1975 yılında, dünyanın öte ucundaki Venezuella’da, yoksulluk ve suçla mücadeleyi öngören, ayrıca halk arasında geniş ilgiyle karşılanan bir müzik yöntemi kurulmuştu: “El Sistema” denen bu yöntem, günümüzde bu ülkede 280 müzik merkezinde, 15.000 eğitimciyle 350.000 çocuğa ulaşan dev bir eğitsel modeldir. Söz konusu modelin amacı, kentlerde yaşayan 7-17 yaş arasındaki farklı gelir gruplarından, farklı kültürel donanımdan ve farklı toplumsal koşullardan gelmelerine karşın, bütün çocukları ücret almadan, yetenek sınavından geçirmeden, daha önce yapılmış bir “ön eğitim” aramadan, beraber müzik yapmak yoluyla çocuklara karşılıklı saygı, anlayış ve farklılıkları kabullenme gibi kavramları kazandırmak ve hayata geçirmekti. “El Sistema”nın Venezuella’daki başarısı bütün dünyaya parmak ısırtmış ve birçok ülkeyi özendirmişti.
Söz konusu yöntemin uygulaması, Türkiye’ye biraz geç geldi, ama geldi: İstanbul’da kurulan Barış İçin Müzik Vakfı’nın kurucuları Yeliz-Mehmet Baki, yurdumuzda bu yönteme öncülük ettiler. Onların gözünde kitlesel planda çocukların birlikte müzik yapması, sadece bir müzik eğitimi programı değil, toplumsal bir dayanışma ve kültürel kalkınma modeliydi.

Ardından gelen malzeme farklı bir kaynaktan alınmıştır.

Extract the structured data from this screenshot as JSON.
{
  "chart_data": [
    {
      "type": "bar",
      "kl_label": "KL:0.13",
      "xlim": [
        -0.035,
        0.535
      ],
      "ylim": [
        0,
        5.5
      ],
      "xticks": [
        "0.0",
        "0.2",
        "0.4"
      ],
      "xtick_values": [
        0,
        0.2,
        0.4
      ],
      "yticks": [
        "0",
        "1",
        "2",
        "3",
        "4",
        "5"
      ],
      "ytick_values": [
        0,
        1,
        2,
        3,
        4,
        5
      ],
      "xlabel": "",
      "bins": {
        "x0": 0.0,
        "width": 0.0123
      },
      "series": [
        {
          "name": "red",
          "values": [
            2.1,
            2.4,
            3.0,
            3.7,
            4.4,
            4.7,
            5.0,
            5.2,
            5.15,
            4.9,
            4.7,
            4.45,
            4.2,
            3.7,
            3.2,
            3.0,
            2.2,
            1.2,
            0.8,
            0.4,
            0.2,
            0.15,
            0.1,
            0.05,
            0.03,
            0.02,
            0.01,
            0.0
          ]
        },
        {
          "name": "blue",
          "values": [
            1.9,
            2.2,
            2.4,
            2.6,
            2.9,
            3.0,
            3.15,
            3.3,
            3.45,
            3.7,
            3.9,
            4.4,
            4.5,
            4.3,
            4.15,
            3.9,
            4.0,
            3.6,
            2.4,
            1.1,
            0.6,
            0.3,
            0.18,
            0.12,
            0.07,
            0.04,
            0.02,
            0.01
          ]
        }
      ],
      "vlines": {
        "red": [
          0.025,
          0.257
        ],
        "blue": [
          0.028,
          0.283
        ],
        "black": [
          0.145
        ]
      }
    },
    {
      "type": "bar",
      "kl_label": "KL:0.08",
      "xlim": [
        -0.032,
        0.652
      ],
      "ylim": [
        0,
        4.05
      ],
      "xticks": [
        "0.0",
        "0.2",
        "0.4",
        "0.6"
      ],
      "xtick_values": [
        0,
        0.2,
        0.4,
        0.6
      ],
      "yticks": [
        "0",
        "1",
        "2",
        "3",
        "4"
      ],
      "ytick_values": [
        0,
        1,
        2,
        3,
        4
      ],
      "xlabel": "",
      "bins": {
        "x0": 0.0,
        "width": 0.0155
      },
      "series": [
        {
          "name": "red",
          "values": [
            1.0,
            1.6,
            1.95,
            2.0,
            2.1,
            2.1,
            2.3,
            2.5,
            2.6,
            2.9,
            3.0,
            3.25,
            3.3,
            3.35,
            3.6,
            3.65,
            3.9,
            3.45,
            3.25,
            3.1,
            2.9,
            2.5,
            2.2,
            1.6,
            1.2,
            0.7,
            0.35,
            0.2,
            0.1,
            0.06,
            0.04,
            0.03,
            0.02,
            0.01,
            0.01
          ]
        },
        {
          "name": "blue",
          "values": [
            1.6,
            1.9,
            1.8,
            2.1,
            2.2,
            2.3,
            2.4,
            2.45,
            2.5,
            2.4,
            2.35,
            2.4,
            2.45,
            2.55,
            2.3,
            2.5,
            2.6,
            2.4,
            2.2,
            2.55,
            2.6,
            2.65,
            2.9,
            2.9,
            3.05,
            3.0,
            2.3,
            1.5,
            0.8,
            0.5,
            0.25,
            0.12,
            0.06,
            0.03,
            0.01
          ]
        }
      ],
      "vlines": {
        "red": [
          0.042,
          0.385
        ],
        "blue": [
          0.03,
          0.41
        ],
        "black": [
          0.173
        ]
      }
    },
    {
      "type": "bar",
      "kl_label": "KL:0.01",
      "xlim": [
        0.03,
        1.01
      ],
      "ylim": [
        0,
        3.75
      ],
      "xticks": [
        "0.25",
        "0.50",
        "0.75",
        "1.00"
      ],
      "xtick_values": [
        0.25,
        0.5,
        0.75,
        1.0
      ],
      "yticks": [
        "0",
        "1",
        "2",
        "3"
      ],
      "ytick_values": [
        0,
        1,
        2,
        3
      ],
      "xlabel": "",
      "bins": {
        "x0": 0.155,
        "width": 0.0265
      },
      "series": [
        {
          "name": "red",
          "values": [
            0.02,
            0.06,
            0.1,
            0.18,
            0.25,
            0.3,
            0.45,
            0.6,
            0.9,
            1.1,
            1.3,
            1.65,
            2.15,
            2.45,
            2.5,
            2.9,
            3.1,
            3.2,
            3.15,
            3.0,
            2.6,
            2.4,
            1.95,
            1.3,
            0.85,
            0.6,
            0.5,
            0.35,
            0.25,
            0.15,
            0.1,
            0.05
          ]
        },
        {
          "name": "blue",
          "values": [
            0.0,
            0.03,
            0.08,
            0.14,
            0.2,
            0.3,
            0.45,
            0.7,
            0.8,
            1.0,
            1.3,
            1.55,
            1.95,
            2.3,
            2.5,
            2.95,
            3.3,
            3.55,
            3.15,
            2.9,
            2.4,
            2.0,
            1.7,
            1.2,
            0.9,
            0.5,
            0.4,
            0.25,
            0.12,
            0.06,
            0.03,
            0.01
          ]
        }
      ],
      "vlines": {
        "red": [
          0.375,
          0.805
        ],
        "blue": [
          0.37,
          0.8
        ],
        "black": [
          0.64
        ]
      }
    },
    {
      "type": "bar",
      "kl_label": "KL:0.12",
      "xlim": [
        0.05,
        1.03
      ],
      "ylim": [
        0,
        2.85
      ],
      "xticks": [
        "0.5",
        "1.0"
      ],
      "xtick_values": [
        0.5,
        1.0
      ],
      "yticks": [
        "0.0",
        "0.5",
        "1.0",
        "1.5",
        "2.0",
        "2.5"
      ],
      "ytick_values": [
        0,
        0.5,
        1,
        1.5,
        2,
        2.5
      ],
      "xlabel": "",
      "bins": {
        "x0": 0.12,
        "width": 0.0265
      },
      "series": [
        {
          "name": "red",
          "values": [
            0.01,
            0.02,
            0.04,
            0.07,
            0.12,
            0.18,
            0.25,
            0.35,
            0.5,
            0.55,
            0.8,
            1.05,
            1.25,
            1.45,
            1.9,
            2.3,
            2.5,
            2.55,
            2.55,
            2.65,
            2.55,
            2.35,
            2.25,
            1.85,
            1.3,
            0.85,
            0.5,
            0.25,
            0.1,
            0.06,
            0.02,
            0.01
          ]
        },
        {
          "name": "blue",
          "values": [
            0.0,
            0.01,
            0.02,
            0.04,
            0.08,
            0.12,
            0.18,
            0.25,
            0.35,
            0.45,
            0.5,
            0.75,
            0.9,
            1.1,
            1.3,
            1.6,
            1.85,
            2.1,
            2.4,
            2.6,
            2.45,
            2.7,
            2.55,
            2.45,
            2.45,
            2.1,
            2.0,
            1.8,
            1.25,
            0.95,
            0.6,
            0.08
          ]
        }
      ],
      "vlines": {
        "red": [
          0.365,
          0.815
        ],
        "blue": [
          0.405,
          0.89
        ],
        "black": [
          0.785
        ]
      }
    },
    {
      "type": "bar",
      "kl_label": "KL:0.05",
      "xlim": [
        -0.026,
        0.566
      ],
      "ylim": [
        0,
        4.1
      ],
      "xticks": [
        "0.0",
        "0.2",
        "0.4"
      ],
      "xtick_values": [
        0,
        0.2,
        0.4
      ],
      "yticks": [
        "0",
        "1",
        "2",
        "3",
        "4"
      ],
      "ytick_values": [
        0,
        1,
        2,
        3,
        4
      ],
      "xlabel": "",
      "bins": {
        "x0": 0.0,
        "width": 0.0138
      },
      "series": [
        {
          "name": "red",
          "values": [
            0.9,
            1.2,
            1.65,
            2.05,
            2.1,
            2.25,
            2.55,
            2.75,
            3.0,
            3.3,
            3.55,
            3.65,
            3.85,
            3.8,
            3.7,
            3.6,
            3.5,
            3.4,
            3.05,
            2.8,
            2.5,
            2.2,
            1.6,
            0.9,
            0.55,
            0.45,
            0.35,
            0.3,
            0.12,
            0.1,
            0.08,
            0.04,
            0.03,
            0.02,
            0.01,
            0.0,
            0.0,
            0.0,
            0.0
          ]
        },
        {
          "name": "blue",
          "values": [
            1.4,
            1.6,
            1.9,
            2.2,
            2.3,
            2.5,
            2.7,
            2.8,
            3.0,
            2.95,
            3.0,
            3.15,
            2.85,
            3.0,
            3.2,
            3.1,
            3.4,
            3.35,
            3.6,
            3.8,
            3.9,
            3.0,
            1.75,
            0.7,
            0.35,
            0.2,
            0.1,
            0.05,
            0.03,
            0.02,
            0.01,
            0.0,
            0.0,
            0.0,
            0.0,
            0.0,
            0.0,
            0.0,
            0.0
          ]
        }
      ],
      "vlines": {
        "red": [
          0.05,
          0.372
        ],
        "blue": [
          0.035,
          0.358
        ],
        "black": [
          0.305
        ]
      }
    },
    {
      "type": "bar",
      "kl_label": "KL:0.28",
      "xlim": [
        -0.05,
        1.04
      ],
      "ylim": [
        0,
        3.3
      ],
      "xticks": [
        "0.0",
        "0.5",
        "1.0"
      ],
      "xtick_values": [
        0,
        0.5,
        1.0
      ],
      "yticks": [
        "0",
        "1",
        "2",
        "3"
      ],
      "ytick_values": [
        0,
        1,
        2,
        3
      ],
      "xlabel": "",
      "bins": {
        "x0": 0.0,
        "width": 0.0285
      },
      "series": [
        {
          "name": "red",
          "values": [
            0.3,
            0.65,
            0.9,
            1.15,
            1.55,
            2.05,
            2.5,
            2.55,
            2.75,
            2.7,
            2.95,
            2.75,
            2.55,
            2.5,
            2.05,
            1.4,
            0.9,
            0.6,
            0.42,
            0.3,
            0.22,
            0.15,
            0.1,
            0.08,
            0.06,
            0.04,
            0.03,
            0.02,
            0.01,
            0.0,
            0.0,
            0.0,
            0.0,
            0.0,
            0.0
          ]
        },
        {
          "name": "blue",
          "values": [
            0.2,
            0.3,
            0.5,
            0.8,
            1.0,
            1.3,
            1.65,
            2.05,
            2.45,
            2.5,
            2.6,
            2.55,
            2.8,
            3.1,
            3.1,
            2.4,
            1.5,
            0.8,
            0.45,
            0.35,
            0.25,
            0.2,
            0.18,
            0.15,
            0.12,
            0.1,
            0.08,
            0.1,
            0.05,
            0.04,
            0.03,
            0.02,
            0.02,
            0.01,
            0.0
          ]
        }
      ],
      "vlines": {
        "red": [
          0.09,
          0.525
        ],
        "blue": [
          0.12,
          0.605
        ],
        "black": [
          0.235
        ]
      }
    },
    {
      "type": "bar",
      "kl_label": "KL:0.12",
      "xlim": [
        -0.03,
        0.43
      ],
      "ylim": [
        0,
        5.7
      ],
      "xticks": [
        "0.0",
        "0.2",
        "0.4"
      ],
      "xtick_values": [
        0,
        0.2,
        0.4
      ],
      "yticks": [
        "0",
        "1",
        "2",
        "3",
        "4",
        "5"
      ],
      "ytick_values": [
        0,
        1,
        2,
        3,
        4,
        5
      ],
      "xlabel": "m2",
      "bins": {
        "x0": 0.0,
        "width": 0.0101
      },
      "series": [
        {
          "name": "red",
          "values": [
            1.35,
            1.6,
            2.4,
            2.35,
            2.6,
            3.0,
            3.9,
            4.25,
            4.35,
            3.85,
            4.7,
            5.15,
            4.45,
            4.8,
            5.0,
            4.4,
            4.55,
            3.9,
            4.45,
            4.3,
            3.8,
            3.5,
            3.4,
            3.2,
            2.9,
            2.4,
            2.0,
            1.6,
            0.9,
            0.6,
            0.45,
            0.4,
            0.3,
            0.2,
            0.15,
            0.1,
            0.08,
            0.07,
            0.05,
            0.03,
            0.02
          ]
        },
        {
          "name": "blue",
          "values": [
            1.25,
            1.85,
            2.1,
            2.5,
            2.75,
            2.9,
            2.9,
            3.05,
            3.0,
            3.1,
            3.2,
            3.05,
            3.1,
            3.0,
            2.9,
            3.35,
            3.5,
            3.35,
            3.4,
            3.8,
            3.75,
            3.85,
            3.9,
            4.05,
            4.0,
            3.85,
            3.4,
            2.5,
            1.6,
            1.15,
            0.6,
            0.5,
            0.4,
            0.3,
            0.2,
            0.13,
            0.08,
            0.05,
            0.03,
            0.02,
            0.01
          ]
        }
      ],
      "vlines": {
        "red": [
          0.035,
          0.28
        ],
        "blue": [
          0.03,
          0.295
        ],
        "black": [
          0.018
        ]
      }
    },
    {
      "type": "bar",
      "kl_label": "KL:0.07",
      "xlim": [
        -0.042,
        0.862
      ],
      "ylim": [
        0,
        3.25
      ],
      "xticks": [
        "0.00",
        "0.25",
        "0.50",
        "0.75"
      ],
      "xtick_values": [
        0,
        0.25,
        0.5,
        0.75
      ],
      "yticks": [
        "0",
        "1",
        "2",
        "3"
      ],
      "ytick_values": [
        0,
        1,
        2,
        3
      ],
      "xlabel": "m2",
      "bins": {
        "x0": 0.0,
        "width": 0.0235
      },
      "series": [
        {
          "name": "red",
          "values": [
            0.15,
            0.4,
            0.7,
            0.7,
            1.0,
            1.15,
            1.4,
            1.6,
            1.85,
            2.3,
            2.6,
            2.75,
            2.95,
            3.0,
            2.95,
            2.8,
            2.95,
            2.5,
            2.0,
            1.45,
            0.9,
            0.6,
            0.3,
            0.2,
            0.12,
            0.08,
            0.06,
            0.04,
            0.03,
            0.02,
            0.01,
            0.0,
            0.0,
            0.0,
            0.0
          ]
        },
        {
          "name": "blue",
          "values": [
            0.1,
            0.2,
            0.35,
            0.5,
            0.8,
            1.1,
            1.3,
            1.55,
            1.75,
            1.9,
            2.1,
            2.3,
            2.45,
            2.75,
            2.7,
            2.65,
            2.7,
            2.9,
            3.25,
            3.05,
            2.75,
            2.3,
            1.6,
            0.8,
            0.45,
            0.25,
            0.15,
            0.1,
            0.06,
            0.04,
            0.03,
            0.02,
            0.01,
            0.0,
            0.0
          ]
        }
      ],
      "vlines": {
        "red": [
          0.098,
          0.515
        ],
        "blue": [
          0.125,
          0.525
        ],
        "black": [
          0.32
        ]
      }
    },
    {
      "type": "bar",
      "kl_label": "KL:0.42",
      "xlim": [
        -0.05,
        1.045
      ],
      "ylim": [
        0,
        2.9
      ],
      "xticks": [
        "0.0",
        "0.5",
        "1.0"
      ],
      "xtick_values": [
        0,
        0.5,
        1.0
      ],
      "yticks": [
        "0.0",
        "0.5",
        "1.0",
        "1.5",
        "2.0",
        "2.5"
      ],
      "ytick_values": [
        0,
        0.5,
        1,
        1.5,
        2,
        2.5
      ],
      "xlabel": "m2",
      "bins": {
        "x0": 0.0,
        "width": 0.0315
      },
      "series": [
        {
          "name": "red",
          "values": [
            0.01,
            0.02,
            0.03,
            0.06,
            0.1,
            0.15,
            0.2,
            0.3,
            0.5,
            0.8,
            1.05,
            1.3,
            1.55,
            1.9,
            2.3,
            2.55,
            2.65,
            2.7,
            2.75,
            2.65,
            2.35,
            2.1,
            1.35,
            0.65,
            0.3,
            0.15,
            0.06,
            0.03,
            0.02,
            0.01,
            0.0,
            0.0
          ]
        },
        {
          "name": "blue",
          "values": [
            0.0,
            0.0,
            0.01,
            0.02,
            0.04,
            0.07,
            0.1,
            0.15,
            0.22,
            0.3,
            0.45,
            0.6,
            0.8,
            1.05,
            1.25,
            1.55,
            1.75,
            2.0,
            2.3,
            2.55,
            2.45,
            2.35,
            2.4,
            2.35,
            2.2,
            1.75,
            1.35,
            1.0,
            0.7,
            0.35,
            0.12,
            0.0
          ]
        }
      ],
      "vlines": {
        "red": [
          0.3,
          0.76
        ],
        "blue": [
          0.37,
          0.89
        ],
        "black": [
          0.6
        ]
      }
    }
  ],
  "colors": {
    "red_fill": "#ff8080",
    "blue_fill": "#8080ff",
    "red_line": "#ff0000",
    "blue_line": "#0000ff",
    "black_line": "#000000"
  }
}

Uzatmayalım, Eskişehir’de Tepebaşı Belediyesi, “El Sistema”yı örnek alarak bir çocuk senfoni orkestrası kurmanın yollarını açtı: Tepebaşı Belediyesi Başkanı Ahmet Ataç’ın desteği ve yönlendirmesiyle kurulan orkestra için, bu kentteki Anadolu Üniversitesi Devlet Konservatuvarı’nın viyolonsel hocası Prof. Dr. Ozan Evrim Tunca yönetiminde bir eğitim kadrosu oluşturuldu. Çalgılar da belediye tarafından satın alınarak çocuklara verildi.
Üç aylık bir çalışmanın verimleri olarak “İki Elin Sesi Var” adlı bu çocuk orkestrası, 22 Ocak 2015 günü 130 çocuğun katılımıyla kuruldu. Orkestra, ilk konserini üç ay sonra verdi. Eskişehir’de yeni ve özgün bir hareket başlatan bu başarılı konserden sonra, kişilerin ve kurumların yaptığı çalgı bağışlarıyla hareket gelişti. 5 Eylül 2015’de orkestra, çalışma mekânına da kavuştu, çalışmalara katılan çocuk sayısı ise 250’ye çıktı. Çocuklar bu coşkuyu aileleriyle birlikte büyüttüler ve 29 Ekim 2015 Cumhuriyet Bayram’nda, “İki Elin Sesi Var” adlı çocuk orkestramız, ikinci konserini binlerce dinleyicinin önünde verdi. Bu konserden sonra Eskişehir’de “imece” anlayışının geliştiği söyleniyor. Şundan belli ki, çalgı bağışları arttı, orkestraya üflemeli çalgıların da eklenmesiyle daha yetkin bir senfoni orkestrasına adım atıldı.
15 Kasım 2015 günü, bu kez İstanbul’daki Zorlu Center Performans Sanatları Merkezinde, “Barış İçin Müzik Vakfı”nın 10. yılı dolayısıyla verilen konserde, 300 çalgı sanatçısı çocuktan oluşan orkestra, barış için sahnede yerini almıştı.
Bu örnek hareketin son konseri ise önceki hafta Ankara’daki MEB Şûra Salonu’ndaydı. Bu konsere ben, ağır bir grip geçirmekte olduğum için gidemedim. Hiçbir şey yapamamaktansa “İki Elin Sesi Var” adlı Eskişehir’in Tepebaşı Belediyesi tarafından kurulan bu topluluğu en azından tanıtayım istedim. Orkestracı çocukları, onların ailelerini, eğitimci arkadaşları ve başta Tepebaşı Belediyesi olmak üzere destek olan kurumları yürekten kutluyorum.